Juani was a boy of twelve, intelligent, lively and in constant activity. Like all his race was the color of light chocolate skin and his hair was long, but it did something different from the others: his eyes, very bright and clever. He was thin, yet strong and resilient and, despite his young age, he was a great runner like all the Tarahumara, who have called themselves Raramuri, which means "the light foot.The men of this tribe have been recognized as the best endurance runners.

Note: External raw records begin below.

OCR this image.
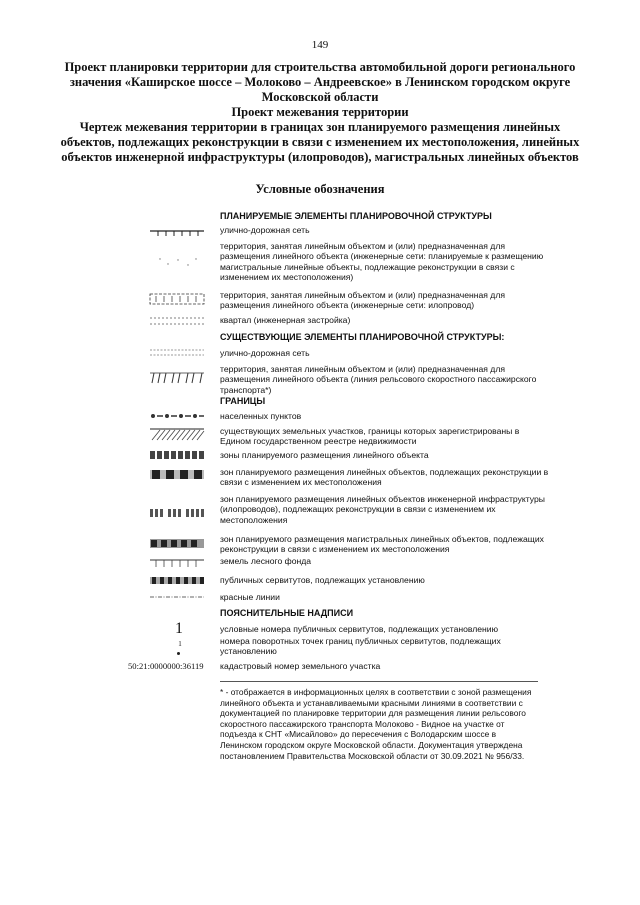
149
Проект планировки территории для строительства автомобильной дороги регионального
значения «Каширское шоссе – Молоково – Андреевское» в Ленинском городском округе
Московской области
Проект межевания территории
Чертеж межевания территории в границах зон планируемого размещения линейных
объектов, подлежащих реконструкции в связи с изменением их местоположения, линейных
объектов инженерной инфраструктуры (илопроводов), магистральных линейных объектов
Условные обозначения
ПЛАНИРУЕМЫЕ ЭЛЕМЕНТЫ ПЛАНИРОВОЧНОЙ СТРУКТУРЫ
улично-дорожная сеть
территория, занятая линейным объектом и (или) предназначенная для размещения линейного объекта (инженерные сети: планируемые к размещению магистральные линейные объекты, подлежащие реконструкции в связи с изменением их местоположения)
территория, занятая линейным объектом и (или) предназначенная для размещения линейного объекта (инженерные сети: илопровод)
квартал (инженерная застройка)
СУЩЕСТВУЮЩИЕ ЭЛЕМЕНТЫ ПЛАНИРОВОЧНОЙ СТРУКТУРЫ:
улично-дорожная сеть
территория, занятая линейным объектом и (или) предназначенная для размещения линейного объекта (линия рельсового скоростного пассажирского транспорта*)
ГРАНИЦЫ
населенных пунктов
существующих земельных участков, границы которых зарегистрированы в Едином государственном реестре недвижимости
зоны планируемого размещения линейного объекта
зон планируемого размещения линейных объектов, подлежащих реконструкции в связи с изменением их местоположения
зон планируемого размещения линейных объектов инженерной инфраструктуры (илопроводов), подлежащих реконструкции в связи с изменением их местоположения
зон планируемого размещения магистральных линейных объектов, подлежащих реконструкции в связи с изменением их местоположения
земель лесного фонда
публичных сервитутов, подлежащих установлению
красные линии
ПОЯСНИТЕЛЬНЫЕ НАДПИСИ
1	условные номера публичных сервитутов, подлежащих установлению
1	номера поворотных точек границ публичных сервитутов, подлежащих установлению
50:21:0000000:36119	кадастровый номер земельного участка
* - отображается в информационных целях в соответствии с зоной размещения линейного объекта и устанавливаемыми красными линиями в соответствии с документацией по планировке территории для размещения линии рельсового скоростного пассажирского транспорта Молоково - Видное на участке от подъезда к СНТ «Мисайлово» до пересечения с Володарским шоссе в Ленинском городском округе Московской области. Документация утверждена постановлением Правительства Московской области от 30.09.2021 № 956/33.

Besides the Tarahumara language I could speak the Spanish Juani, for he had learned in a school for Indians who had settled near Guachochi, there came, along with other kids, learn to read and write. Juani playing with other children from the village to target practice with bows and arrows they themselves built. But the game he liked best was that of Taba, which was played with bones of deer or goats which were thrown to the ground and by position in which ca-yeran had a different value. The child who earned more points reached grains of corn, Juani spent long hours playing knuckle-bones, and often came home with handfuls of corn.
As the eldest brother, Juani had to help his father in planting and corn co-Seck and accompany him to hunt deer and squirrels, while his mother stayed with the smaller food making and weaving blankets and sashes vibrant color.
When not playing with other children or accompanying his father to hunt the goats Juani family and sat under a tree with his dad played violin in the ceremonies of the people. The violin was a musical instrument well known among the Tarahumara Juani and liked very much.
A ndr é s the soothsayer . Juani had grown into a highly respected family in town, because his grandfather Andrew was a famous healer and soothsayer people who came from the village when he became sick. Furthermore, as was one of the chief priests, directed the ceremonies and dances that were made in times of drought to ask for rain to Father Sun and Mother Moon. The dance for the Tarahumara was very serious and ceremonious. More than a fun, was a kind of worship and incantation.